Alessandro Lo-Bianco

Vale Tudo? Há sempre um preço a ser pago

Remake da clássica novela reacende o debate sobre ambição dos que transformam relações em escadas para a visibilidade

VALE TUDO
Foto: Globo
VALE TUDO


A estreia do remake de Vale Tudo trouxe de volta não apenas personagens icônicos da dramaturgia brasileira, mas também uma pergunta que nunca envelhece: até onde vale a pena ir para “subir na vida”? Maria de Fátima continua sendo a síntese de uma ambição sem freio — uma mulher disposta a passar por cima da própria mãe para alcançar um lugar ao sol. Mas o que mais impressiona não é a ficção. É a atualidade dessa personagem, sobretudo no contexto carioca, onde tipos como ela e César Ribeiro, intepretado por Reymond, são figuras fáceis de reconhecer.

Esses personagens vivem às margens da ética, alimentando suas vaidades com aparições, convites e selfies em lugares “certos”. Estão sempre atrás de um evento para chamar de seu, de uma festa para marcar presença, de uma oportunidade para se infiltrar — não por afeto ou admiração, mas por pura estratégia social. São obstinados por amizades que lhe direcionem ingressos e abertura em eventos. O remake acerta em cheio ao trazer esse comportamento de volta à pauta, porque ele nunca saiu de cena. No Rio de Janeiro, especialmente nos círculos onde a fama é capital social, os Césares e Fátimas se multiplicam.


São pessoas que se apresentam como melhores amigos, prestativos, solícitos. Entram nas nossas casas sem convite formal, tomam café na nossa cozinha, nos ouvem como se se importassem. Mas, no fundo, o que buscam é apenas uma ponte: um caminho que os leve do anonimato à relevância, mesmo que para isso seja preciso usar o nome, a imagem, a influência ou até a boa-fé dos outros. É o networking movido à manipulação. E a novela nos relembra com sutileza — e acidez — como isso funciona.

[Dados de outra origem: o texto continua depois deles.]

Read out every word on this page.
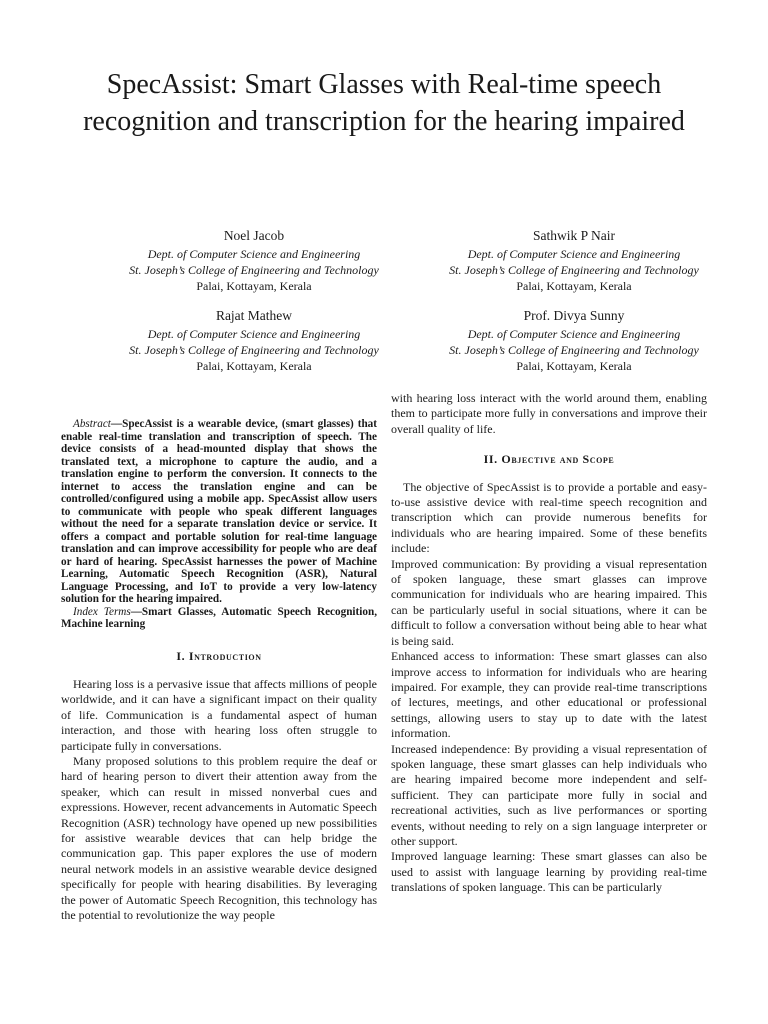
SpecAssist: Smart Glasses with Real-time speech recognition and transcription for the hearing impaired
Noel Jacob
Dept. of Computer Science and Engineering
St. Joseph’s College of Engineering and Technology
Palai, Kottayam, Kerala
Sathwik P Nair
Dept. of Computer Science and Engineering
St. Joseph’s College of Engineering and Technology
Palai, Kottayam, Kerala
Rajat Mathew
Dept. of Computer Science and Engineering
St. Joseph’s College of Engineering and Technology
Palai, Kottayam, Kerala
Prof. Divya Sunny
Dept. of Computer Science and Engineering
St. Joseph’s College of Engineering and Technology
Palai, Kottayam, Kerala

Abstract—SpecAssist is a wearable device, (smart glasses) that enable real-time translation and transcription of speech. The device consists of a head-mounted display that shows the translated text, a microphone to capture the audio, and a translation engine to perform the conversion. It connects to the internet to access the translation engine and can be controlled/configured using a mobile app. SpecAssist allow users to communicate with people who speak different languages without the need for a separate translation device or service. It offers a compact and portable solution for real-time language translation and can improve accessibility for people who are deaf or hard of hearing. SpecAssist harnesses the power of Machine Learning, Automatic Speech Recognition (ASR), Natural Language Processing, and IoT to provide a very low-latency solution for the hearing impaired.

Index Terms—Smart Glasses, Automatic Speech Recognition, Machine learning

I. Introduction

Hearing loss is a pervasive issue that affects millions of people worldwide, and it can have a significant impact on their quality of life. Communication is a fundamental aspect of human interaction, and those with hearing loss often struggle to participate fully in conversations.

Many proposed solutions to this problem require the deaf or hard of hearing person to divert their attention away from the speaker, which can result in missed nonverbal cues and expressions. However, recent advancements in Automatic Speech Recognition (ASR) technology have opened up new possibilities for assistive wearable devices that can help bridge the communication gap. This paper explores the use of modern neural network models in an assistive wearable device designed specifically for people with hearing disabilities. By leveraging the power of Automatic Speech Recognition, this technology has the potential to revolutionize the way people

with hearing loss interact with the world around them, enabling them to participate more fully in conversations and improve their overall quality of life.

II. Objective and Scope

The objective of SpecAssist is to provide a portable and easy-to-use assistive device with real-time speech recognition and transcription which can provide numerous benefits for individuals who are hearing impaired. Some of these benefits include:

Improved communication: By providing a visual representation of spoken language, these smart glasses can improve communication for individuals who are hearing impaired. This can be particularly useful in social situations, where it can be difficult to follow a conversation without being able to hear what is being said.

Enhanced access to information: These smart glasses can also improve access to information for individuals who are hearing impaired. For example, they can provide real-time transcriptions of lectures, meetings, and other educational or professional settings, allowing users to stay up to date with the latest information.

Increased independence: By providing a visual representation of spoken language, these smart glasses can help individuals who are hearing impaired become more independent and self-sufficient. They can participate more fully in social and recreational activities, such as live performances or sporting events, without needing to rely on a sign language interpreter or other support.

Improved language learning: These smart glasses can also be used to assist with language learning by providing real-time translations of spoken language. This can be particularly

A crítica da obra é precisa porque não se trata de condenar a ambição em si, mas o modo como ela é exercida. A novela aponta o dedo para o custo humano dessas escolhas: a quebra de vínculos, o esvaziamento da identidade, a corrupção silenciosa dos afetos. Maria de Fátima e César, como tantos outros que encontramos fora das telas, acredita que tudo é uma questão de “estar no lugar certo com as pessoas certas”. O problema é que, quando tudo é estratégico, nada é verdadeiro.

A ironia — e a lição — é que esse tipo de personagem raramente sustenta o brilho por muito tempo. A fama conquistada por atalhos costuma ser efêmera. A credibilidade, uma vez comprometida, não se reconstrói com postagens ou aparições. No final, o que sobra é o desgaste: a reputação arranhada, os relacionamentos desfeitos, o nome citado com desconfiança. Porque quem transforma amizades em escadas acaba sendo lembrado como alguém que nunca soube chegar por mérito — apenas por ocasião.

Vale Tudo retorna à televisão em um momento oportuno, onde a exposição digital e a busca por relevância aceleram esse tipo de comportamento. E a novela nos oferece uma reflexão fundamental: subir na vida é legítimo — desde que não se perca, no caminho, aquilo que nos torna inteiros. Porque se valer tudo significa vender valores, usar pessoas e se esvaziar de princípios, então o sucesso, quando chega, vem acompanhado de uma conta alta. E nem sempre dá pra pagar.